Information Commissioners Office Enforcements
Reading through the ICO enforcement page is like reading an advertisement for encryption software.
- 14 September 2009 – Billing Pharmacy Ltd, theft of an unencrypted computer containing sensitive personal data for around 1,000 customers.
- 4 September 2009 – Sandwell Metropolitan Borough Council, an unencrypted memory stick was lost by an employee.
- 21 August 2009 – London Borough of Sutton, theft of two unencrypted laptops.
- 20 August 2009 – Repair Management Services Ltd (formally MVRA), theft of an unencrypted laptop containing the personal information of approximately 36,800 individuals.
- 12 August 2009 – UPS Limited, an unencrypted password-protected laptop was stolen containing the payroll data of approximately 9,150 UK based UPS employees.
- 28 July 2009 – Imperial College Healthcare NHS Trust at St Mary’s Hospital, South Wharf Road, London, theft of six unencrypted laptop computers (two incidents)

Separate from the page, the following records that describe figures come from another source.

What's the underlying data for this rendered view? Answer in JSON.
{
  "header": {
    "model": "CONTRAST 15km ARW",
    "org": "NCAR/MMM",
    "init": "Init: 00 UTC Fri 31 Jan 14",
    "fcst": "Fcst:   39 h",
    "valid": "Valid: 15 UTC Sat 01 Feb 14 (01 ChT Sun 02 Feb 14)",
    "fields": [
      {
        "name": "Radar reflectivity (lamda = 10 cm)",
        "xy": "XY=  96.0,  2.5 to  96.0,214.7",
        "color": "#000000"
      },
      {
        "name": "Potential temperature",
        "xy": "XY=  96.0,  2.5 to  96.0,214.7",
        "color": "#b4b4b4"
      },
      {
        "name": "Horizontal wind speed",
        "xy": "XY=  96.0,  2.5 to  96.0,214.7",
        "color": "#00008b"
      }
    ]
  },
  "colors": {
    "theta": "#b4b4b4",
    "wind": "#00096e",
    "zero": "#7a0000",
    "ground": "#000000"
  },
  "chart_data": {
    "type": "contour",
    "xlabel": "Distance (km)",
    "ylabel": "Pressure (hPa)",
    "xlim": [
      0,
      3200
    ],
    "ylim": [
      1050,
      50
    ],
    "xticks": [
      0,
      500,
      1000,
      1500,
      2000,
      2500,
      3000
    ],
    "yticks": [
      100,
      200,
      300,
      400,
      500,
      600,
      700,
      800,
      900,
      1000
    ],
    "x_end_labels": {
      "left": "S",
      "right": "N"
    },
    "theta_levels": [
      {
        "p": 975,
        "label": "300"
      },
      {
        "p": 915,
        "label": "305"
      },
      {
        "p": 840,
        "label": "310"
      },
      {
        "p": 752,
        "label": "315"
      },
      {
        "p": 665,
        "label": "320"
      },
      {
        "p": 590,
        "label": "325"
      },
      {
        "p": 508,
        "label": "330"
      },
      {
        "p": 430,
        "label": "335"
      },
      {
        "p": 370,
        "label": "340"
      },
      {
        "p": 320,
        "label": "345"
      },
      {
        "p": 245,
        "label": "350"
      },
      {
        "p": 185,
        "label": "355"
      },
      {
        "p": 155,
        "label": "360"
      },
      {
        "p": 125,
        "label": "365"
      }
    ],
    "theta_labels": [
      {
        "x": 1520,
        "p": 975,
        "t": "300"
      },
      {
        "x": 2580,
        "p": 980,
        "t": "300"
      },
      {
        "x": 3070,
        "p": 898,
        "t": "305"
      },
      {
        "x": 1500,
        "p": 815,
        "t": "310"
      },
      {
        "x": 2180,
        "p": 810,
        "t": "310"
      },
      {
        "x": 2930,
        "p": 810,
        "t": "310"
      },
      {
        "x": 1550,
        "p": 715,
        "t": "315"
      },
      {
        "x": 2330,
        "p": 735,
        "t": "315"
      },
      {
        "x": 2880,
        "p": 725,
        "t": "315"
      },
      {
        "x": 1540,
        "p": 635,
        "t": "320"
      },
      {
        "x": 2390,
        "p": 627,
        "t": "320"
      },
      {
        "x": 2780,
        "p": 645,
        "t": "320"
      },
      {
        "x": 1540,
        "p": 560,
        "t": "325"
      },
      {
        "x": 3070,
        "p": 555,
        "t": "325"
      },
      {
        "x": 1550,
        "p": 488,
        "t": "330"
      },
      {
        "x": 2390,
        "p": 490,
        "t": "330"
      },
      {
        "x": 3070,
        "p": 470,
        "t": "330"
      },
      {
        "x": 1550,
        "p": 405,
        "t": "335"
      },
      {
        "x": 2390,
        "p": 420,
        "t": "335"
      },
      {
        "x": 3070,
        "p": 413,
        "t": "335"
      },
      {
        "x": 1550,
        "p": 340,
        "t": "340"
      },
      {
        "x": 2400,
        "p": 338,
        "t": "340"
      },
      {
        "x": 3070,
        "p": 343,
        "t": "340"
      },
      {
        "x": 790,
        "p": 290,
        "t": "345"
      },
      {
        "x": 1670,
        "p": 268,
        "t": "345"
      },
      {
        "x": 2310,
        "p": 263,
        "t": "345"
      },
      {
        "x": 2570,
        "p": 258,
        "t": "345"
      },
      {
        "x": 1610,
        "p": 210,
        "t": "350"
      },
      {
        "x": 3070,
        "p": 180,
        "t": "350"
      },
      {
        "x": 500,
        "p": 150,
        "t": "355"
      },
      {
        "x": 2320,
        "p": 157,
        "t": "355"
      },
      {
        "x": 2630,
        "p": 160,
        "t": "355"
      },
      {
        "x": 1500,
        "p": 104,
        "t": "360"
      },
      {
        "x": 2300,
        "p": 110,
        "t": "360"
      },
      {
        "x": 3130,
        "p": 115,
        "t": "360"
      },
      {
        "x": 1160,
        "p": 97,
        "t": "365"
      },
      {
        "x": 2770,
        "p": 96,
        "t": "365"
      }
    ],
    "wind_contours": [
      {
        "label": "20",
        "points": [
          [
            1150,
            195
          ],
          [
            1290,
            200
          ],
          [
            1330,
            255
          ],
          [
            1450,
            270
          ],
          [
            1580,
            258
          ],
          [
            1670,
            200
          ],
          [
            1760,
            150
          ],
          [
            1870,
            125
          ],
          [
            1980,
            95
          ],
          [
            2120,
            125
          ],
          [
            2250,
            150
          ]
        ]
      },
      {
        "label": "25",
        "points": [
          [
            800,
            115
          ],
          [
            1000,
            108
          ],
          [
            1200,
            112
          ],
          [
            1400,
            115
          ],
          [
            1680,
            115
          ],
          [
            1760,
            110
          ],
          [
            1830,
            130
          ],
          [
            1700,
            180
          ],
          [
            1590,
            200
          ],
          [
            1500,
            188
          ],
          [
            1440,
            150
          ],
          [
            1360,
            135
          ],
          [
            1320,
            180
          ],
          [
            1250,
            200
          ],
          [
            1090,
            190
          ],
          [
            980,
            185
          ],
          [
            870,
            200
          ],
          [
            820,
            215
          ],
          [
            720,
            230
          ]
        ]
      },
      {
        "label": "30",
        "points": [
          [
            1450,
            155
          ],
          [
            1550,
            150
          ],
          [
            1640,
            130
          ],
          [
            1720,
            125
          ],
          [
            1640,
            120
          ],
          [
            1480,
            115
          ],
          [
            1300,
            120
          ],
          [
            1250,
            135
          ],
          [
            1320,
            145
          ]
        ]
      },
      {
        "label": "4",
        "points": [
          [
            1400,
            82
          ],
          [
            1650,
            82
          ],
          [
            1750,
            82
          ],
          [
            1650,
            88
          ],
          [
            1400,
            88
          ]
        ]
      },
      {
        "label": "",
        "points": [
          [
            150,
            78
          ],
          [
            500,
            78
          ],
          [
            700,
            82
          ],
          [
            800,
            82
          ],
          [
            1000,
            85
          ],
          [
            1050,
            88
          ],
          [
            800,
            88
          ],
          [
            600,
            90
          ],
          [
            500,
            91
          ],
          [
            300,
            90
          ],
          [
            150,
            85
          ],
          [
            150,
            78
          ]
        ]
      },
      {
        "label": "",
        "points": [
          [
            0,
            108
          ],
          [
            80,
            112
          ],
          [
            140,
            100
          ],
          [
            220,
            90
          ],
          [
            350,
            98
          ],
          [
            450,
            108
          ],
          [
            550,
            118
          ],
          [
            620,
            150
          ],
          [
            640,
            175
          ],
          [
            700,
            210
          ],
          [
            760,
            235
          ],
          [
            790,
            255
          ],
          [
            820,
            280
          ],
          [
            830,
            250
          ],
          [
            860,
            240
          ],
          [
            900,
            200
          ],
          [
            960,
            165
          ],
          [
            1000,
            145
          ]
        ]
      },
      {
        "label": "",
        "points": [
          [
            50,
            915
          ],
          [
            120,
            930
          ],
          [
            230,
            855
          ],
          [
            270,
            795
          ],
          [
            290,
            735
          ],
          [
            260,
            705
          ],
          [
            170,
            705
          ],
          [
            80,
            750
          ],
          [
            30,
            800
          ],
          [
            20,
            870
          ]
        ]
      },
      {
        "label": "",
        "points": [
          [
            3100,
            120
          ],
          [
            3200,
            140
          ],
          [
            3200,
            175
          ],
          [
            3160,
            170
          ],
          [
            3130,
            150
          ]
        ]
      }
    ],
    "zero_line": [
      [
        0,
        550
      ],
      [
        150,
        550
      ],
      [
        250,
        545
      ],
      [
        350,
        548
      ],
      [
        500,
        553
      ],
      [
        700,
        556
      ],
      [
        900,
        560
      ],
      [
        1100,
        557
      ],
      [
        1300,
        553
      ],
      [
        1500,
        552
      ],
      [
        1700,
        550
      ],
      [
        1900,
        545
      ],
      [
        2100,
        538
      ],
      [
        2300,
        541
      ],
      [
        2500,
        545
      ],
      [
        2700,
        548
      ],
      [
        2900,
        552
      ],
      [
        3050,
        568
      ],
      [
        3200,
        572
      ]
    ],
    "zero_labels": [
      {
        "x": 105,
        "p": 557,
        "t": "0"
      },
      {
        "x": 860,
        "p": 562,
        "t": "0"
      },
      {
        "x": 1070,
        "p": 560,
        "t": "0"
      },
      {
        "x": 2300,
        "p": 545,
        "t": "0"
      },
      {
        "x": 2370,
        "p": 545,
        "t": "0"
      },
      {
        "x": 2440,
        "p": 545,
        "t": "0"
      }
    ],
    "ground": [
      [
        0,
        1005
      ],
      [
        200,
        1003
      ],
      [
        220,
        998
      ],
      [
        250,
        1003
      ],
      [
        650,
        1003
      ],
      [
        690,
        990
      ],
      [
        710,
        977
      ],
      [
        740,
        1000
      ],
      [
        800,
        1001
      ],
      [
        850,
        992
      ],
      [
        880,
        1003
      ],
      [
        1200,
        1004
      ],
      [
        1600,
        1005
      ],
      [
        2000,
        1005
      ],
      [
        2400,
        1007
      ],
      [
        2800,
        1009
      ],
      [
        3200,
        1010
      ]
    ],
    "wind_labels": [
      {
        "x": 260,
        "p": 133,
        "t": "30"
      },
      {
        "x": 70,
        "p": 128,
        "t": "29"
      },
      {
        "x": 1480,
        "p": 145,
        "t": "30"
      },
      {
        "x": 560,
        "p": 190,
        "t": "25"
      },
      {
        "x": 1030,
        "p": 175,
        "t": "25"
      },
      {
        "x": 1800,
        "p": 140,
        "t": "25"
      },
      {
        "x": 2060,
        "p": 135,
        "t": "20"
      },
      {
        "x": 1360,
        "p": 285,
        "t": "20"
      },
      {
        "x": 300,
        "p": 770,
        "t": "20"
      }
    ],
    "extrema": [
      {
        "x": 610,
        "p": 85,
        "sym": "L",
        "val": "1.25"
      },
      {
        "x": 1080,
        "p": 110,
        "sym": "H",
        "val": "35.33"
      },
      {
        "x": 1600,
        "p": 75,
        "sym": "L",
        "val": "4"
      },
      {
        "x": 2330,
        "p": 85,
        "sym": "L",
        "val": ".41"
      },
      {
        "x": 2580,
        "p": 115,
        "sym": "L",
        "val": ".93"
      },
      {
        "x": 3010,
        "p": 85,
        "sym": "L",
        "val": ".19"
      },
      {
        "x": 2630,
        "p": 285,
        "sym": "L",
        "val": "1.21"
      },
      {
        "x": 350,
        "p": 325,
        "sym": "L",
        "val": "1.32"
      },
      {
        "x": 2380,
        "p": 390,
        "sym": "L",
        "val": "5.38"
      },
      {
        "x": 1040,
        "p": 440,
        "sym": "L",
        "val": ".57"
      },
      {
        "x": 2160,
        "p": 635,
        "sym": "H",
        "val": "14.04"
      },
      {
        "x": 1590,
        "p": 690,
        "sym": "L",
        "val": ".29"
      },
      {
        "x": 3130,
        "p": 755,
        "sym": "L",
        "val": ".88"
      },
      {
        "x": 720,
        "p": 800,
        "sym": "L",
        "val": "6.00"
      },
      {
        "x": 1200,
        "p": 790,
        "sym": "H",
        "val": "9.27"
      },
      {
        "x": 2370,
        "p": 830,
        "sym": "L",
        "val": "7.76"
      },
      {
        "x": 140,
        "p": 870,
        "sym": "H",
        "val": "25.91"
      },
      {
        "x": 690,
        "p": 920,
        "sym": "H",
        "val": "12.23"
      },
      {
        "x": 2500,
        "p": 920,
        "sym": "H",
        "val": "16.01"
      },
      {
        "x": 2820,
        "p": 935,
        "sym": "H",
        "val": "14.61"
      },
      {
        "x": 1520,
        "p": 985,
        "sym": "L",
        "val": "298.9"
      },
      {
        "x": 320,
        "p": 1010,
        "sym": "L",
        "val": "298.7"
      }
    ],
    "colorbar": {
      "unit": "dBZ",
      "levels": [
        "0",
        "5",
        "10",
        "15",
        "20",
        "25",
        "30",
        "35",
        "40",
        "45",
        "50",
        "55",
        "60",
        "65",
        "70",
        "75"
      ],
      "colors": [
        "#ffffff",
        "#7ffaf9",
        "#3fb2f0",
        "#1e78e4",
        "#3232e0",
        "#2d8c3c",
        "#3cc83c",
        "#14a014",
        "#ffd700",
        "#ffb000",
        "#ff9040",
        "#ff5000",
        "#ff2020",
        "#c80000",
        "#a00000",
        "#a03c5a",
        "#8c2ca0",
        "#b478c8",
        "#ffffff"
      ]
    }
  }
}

- 28 July 2009 – NHS Lothian, theft of an unencrypted memory stick
- 28 July 2009 – London Clubs International Limited, theft of an unencrypted laptop containing the data of approximately 26,000 customers.
- 14 July 2009 – Chelsea & Westminster Hospital NHS Foundation Trust – theft of an unencrypted USB memory stick containing personal data relating to 143 of the Trust’s patients.
- 14 July 2009 – The Hampshire Partnership NHS Trust, theft of an unencrypted laptop computer, containing the personal data of 349 patients and 258 members of staff.
- 14 July 2009 – The Royal Free Hampstead NHS Trust, loss of an unencrypted computer disk containing personal data relating to some of the Trust’s patients.
- 14 July 2009 – Surrey and Sussex Healthcare NHS Trust, theft of two unencrypted laptop computers containing personal data relating to 23 and up to 80 of the Trust’s patients respectively.
Password protected laptops are not secure
Referring to the UPS case noted above, Mick Gorrill, Assistant Information Commissioner with the ICO, said ‘Password protected laptops are not secure. I urge all organisations to restrict the amount of personal information that is taken off secure sites. I am pleased that UPS has encrypted its laptops and smartphones, and I urge other organisations to follow suit.”
Encryption is the most Affordable Security Approach
In all these cases, the breaches are clear examples where had data security measure like laptop encryption software been used; the entire incidents could have been avoided. There are so many benefits to encryption; it is so affordable; it is so obvious – yet as the ICO enforcements show – we are a long way from universal laptop encryption.
In each of the cases noted here, the organization implement encryption policies as part of the enforcement with the ICO – and I bet each of them wished they had implemented the same policies on your own, ahead of the law!